Two generations of artists, decades apart, making high-concept, anti-establishment work on the topic of freedom.


Right off the grand plaza and the entrance to the Manhattan Bridge, where Gilded Age grandeur meets the honking, churning energy of Chinatown, Magenta Plains sits in a freestanding, three-storey building. The scale matches the ambition.
Inside, you’ll find painters, mainly abstract, who came up in 1980s New York — the ones who lived through the AIDS crisis and nuclear anxiety back when rent was still cheap. They’re showing alongside a younger generation arriving with their own urgencies: identity, justice, climate, the politics of the body. They may be decades apart, but they’re speaking the same emotional language.
Freedom isn't just a subject here — it's a practice. The work is ambitious, physical, and full of what paint can do when artists revel in it. Walk through the mix of rooms, intimate to cavernous, and you'll feel the pulsing spirit of downtown, past and present.
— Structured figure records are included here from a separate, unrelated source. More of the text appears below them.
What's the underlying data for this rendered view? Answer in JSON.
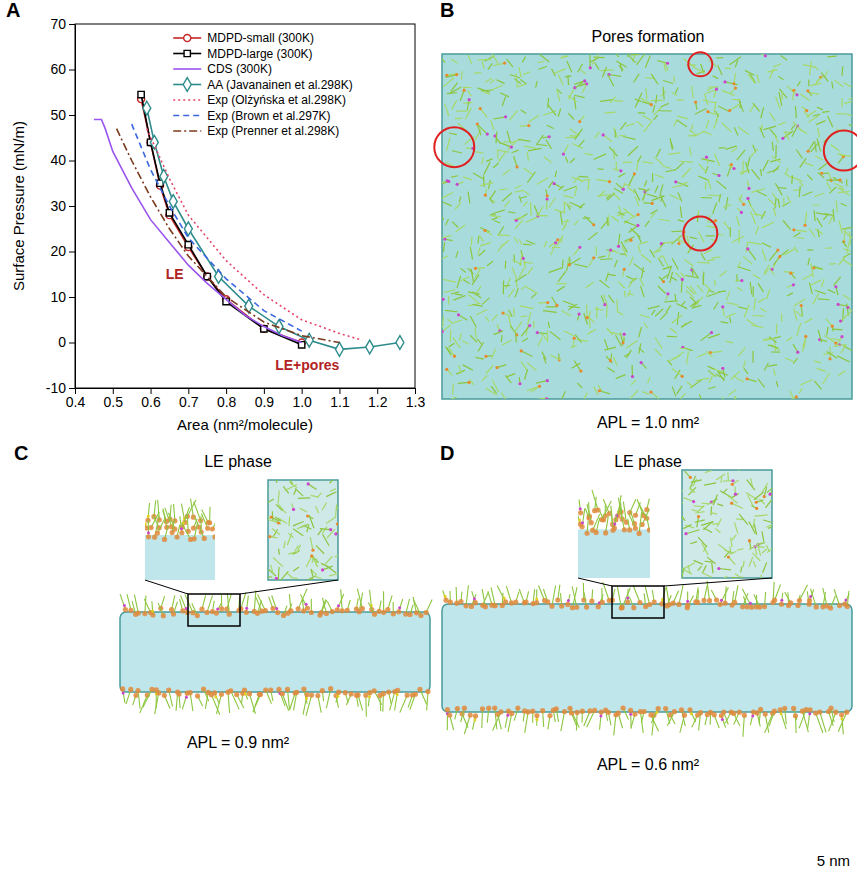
{
  "chart_data": {
    "type": "line",
    "xlabel": "Area (nm²/molecule)",
    "ylabel": "Surface Pressure (mN/m)",
    "xlim": [
      0.4,
      1.3
    ],
    "xticks": [
      0.4,
      0.5,
      0.6,
      0.7,
      0.8,
      0.9,
      {
        "value": 1,
        "label": "1.0"
      },
      1.1,
      1.2,
      1.3
    ],
    "ylim": [
      -10,
      70
    ],
    "yticks": [
      -10,
      0,
      10,
      20,
      30,
      40,
      50,
      60,
      70
    ],
    "legend": "upper right",
    "series": [
      {
        "name": "MDPD-small (300K)",
        "color": "#c62828",
        "marker": "circle",
        "line_style": "solid",
        "x": [
          0.575,
          0.6,
          0.625,
          0.65,
          0.7,
          0.75,
          0.8,
          0.9,
          1.0
        ],
        "values": [
          53.5,
          44,
          34.5,
          28,
          21,
          14.5,
          9.5,
          3,
          0
        ]
      },
      {
        "name": "MDPD-large (300K)",
        "color": "#000000",
        "marker": "square",
        "line_style": "solid",
        "x": [
          0.575,
          0.6,
          0.625,
          0.65,
          0.7,
          0.75,
          0.8,
          0.9,
          1.0
        ],
        "values": [
          54.5,
          44,
          35,
          28.5,
          21.5,
          14.5,
          9,
          3,
          -0.5
        ]
      },
      {
        "name": "CDS (300K)",
        "color": "#9955ee",
        "marker": "none",
        "line_style": "solid",
        "x": [
          0.45,
          0.47,
          0.48,
          0.5,
          0.55,
          0.6,
          0.65,
          0.7,
          0.75,
          0.8,
          0.85,
          0.9,
          0.95,
          1.0
        ],
        "values": [
          49,
          49,
          47,
          42,
          34,
          27,
          22,
          17,
          13,
          9.5,
          6,
          3.5,
          1.5,
          0
        ]
      },
      {
        "name": "AA (Javanainen et al.298K)",
        "color": "#2e8b8b",
        "marker": "diamond",
        "line_style": "solid",
        "x": [
          0.59,
          0.61,
          0.635,
          0.66,
          0.7,
          0.78,
          0.86,
          0.94,
          1.02,
          1.1,
          1.18,
          1.26
        ],
        "values": [
          51.5,
          44,
          36.5,
          31,
          25,
          14.5,
          8,
          3.5,
          0.5,
          -1.5,
          -1,
          0
        ]
      },
      {
        "name": "Exp (Olżyńska et al.298K)",
        "color": "#e8436a",
        "marker": "none",
        "line_style": "dotted",
        "x": [
          0.59,
          0.65,
          0.7,
          0.8,
          0.9,
          1.0,
          1.1,
          1.16
        ],
        "values": [
          47,
          36,
          28,
          18,
          10.5,
          5,
          2,
          0.5
        ]
      },
      {
        "name": "Exp (Brown et al.297K)",
        "color": "#3a66e0",
        "marker": "none",
        "line_style": "dashed",
        "x": [
          0.55,
          0.6,
          0.65,
          0.7,
          0.8,
          0.9,
          1.0
        ],
        "values": [
          48,
          38,
          30,
          23,
          14,
          7,
          2.5
        ]
      },
      {
        "name": "Exp (Prenner et al.298K)",
        "color": "#7a3b1e",
        "marker": "none",
        "line_style": "dashdot",
        "x": [
          0.51,
          0.55,
          0.6,
          0.65,
          0.7,
          0.8,
          0.9,
          1.0,
          1.1
        ],
        "values": [
          47,
          40,
          32,
          25,
          19,
          10,
          4.5,
          1.5,
          0
        ]
      }
    ],
    "annotations": [
      {
        "text": "LE",
        "x": 0.64,
        "y": 14
      },
      {
        "text": "LE+pores",
        "x": 0.93,
        "y": -6
      }
    ]
  },
  "chart_panel_label": "A",
  "images": [
    {
      "label": "B",
      "title": "Pores formation",
      "caption": "APL = 1.0 nm²"
    },
    {
      "label": "C",
      "title": "LE phase",
      "caption": "APL = 0.9 nm²"
    },
    {
      "label": "D",
      "title": "LE phase",
      "caption": "APL = 0.6 nm²"
    }
  ],
  "scale_bar": "5 nm"
}
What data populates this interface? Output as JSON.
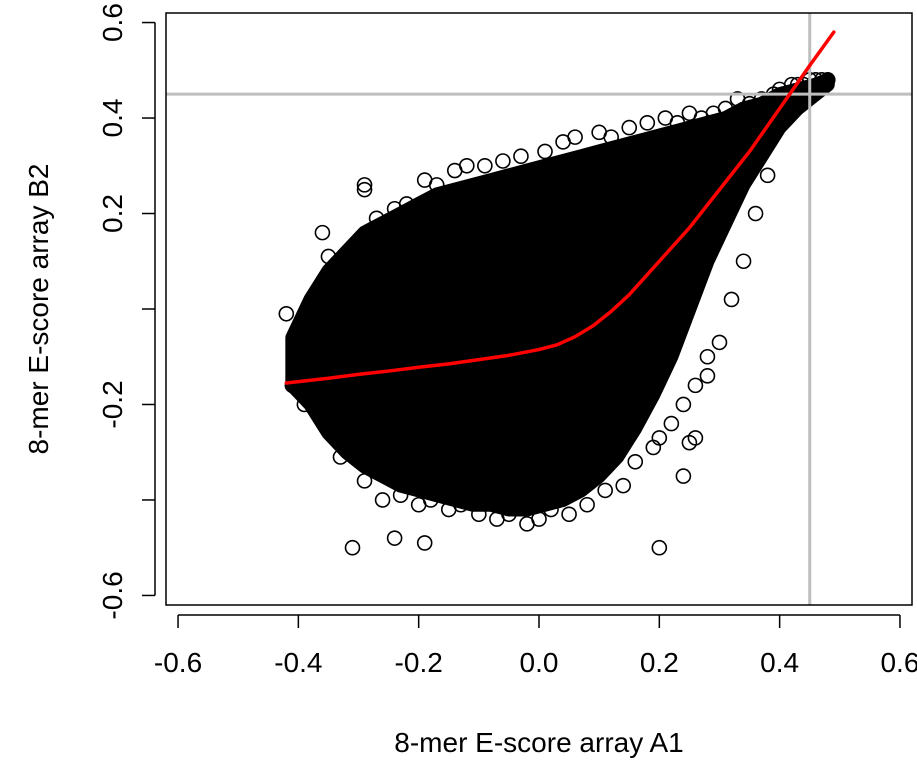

Magenta Plains was founded in 2016 by three artists: David Deutsch, an LA-based painter who made it big in the 1980s; Chris Dorland, a Montreal-born artist who'd been Deutsch’s studio assistant in college; and Olivia Smith, a gallerist with an art historian’s eye for contemporary painting. The gallery started as a storefront on Allen Street before relocating in 2022 to its current 4,500-square-foot, multi-floor Chinatown space at the corner of Canal Street and Bowery.